Japanese Animation
Astro Boy, one of the earliest Japanese animations.

Some of you are probably wondering why Japanese Animation gets its own section on this website. Well, since there's such mass amounts on information on it how can we not do Japanese Animation? It has such a great array of titles and people and its own history.

Dr. Tezuka is the man responsible for the style Japan has for its cartoons (i.e. big cute eyes and overly cute fictional animals). he's sometimes known as the "Walt Disney of Japan". It's also strange that he is the creator of this style because in his youth he'd copy images of Popeye, as said in an excerpt by him, saying, "My career as an animator began when at the age of 4 I copied a picture of Popeye. My house was full of comics when I was a schoolboy. Because we were able to obtain a projector and several films, I was able to see Mickey Mouse, Felix the Cat, Chaplin, and Oswald Rabbit at home. When in the third grade in primary school, I drew comics in my notebook, which was immediately taken away by the teacher. Later, however, he encouraged me with praise....."

Dr. Tezuka was heavily inspired by Max Fleischer cartoons of the period, where he had designs coming out of New York based upon round heads and large round expressive eyes.

Some of the earliest Japanese animations were inspired by foreign pioneers, and so they were imitated from popular shows such as the Felix the Cat series, although most were "dramatizations of Oriental folk tales in traditional Japanese art styles". At the time, the Japanese found that their amateur films were competing with top notch cartoons from American studios, while these days the market wants for Japanese animation. The first Japanese fully colored animation appeared in 1955, where it became apparent that the Japanese were adopting the Western studio system. The first Japanese animator to achieve international recognition was Yori Kuri, whose films were usually less than a minute and appeared in film festivals around the world in the 1960s and 1970s.

Digi Charat.

Tezuka was quite impressed by the first Hanna-Barbera cartoons that appeared in Japan in the late 1950s, so then he felt like he could produce limited animation for the new TV market. One of his earliests was Astro Boy, was about a robot boy who wanted to be a real boy (Pinocchio, anyone?), whcih aired in 1963. By the end of 1963, other animation studios decided to pitch in on the television industry, and around the end of the 1960s, popularity of science-fiction and action-adventure animations were so overwhelming that Toei Animation began to alternate it with fairy-tale fare for its theatrical features.

Television animation had become a lot more popular in Japan than it ever has in America, thanks to Dr. Tezuka. He also established the attitude that cartoons and comic books were suited for any age group, unlike how America is whereas America's opinion is that cartoons and comic books were only for kids. He then developed the style of having a much more mature theme in animated features, such as a little eroticism and the appearance of blood and murders.

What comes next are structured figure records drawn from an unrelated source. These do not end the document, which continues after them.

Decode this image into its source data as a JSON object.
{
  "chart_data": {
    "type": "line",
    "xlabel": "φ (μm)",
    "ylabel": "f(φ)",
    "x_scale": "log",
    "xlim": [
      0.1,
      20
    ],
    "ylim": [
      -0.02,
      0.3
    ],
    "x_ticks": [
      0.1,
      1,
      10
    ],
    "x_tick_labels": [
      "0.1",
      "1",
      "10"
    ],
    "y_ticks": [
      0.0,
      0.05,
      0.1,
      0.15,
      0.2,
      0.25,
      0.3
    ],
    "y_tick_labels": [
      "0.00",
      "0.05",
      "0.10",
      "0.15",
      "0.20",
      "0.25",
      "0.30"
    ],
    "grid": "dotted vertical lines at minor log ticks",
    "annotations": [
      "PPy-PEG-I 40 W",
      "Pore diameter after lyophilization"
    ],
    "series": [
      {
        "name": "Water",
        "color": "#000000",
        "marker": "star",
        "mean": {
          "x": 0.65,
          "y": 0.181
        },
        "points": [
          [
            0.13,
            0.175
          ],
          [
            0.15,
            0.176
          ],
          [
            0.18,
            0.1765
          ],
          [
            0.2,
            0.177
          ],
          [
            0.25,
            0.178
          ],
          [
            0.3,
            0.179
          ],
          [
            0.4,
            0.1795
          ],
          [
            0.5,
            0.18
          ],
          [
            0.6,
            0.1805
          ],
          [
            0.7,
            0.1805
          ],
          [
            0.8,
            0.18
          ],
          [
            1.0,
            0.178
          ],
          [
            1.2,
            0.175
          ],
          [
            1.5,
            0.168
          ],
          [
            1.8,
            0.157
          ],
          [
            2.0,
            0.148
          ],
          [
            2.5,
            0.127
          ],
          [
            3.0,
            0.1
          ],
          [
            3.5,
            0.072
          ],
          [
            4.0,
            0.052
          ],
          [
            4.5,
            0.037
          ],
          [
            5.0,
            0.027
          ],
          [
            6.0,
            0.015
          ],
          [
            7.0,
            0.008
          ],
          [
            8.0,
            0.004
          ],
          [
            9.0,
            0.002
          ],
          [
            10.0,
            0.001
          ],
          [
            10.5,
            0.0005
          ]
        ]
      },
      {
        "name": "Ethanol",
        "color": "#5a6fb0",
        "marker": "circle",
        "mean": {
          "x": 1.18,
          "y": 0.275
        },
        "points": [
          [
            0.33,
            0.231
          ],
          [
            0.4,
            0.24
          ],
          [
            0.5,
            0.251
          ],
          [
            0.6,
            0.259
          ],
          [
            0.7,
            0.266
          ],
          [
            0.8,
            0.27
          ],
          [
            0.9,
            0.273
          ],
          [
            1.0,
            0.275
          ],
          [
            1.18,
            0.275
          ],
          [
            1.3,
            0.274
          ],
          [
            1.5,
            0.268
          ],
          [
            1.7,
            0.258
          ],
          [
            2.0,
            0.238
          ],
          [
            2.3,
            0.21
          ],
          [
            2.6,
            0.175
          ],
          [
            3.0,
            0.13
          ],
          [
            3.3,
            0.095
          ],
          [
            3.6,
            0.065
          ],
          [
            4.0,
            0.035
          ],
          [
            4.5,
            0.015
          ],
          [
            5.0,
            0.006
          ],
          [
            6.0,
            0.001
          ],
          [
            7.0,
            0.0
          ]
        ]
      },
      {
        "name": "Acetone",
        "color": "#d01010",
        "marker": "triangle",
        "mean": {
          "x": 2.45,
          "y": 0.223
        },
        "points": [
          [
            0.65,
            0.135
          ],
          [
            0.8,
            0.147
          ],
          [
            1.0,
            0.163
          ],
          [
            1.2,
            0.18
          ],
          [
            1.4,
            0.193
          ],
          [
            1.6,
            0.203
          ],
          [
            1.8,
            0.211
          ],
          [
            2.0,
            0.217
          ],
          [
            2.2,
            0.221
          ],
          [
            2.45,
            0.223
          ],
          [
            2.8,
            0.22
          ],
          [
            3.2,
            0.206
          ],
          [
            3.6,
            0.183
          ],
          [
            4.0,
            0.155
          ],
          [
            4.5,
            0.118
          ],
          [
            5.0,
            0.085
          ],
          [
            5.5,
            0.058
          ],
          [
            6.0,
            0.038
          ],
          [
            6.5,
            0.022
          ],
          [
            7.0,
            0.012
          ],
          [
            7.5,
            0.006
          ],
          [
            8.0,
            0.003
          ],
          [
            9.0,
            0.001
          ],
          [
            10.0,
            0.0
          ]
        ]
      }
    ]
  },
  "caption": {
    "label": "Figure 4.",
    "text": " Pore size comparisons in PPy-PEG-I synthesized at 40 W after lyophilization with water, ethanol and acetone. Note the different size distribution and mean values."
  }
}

Sonic the Hedgehog from Sonic CD.

Around the mid 1980s, Japanese Animation has been dominated by television for about two decades. There were two developments that affected this. Hayao Miyazaki and Isao Takahata returned the prominence of theatrical feature animation, and the second development was due to the arrival of the home video market, which began around 1984. These days, Japanese Animation is extremely popular to the mass public, as there are crazy fans who want imports. These fans are fans because Japanese Animation doesn't always take a childish tone, but a mature tone did it want to.

Japanese Animation is definitely a modern frontier in animation because it introduced the world to a whole new aspect of how animation can be viewed. Such ideas as how animation can not only entertain children but older audiences as well.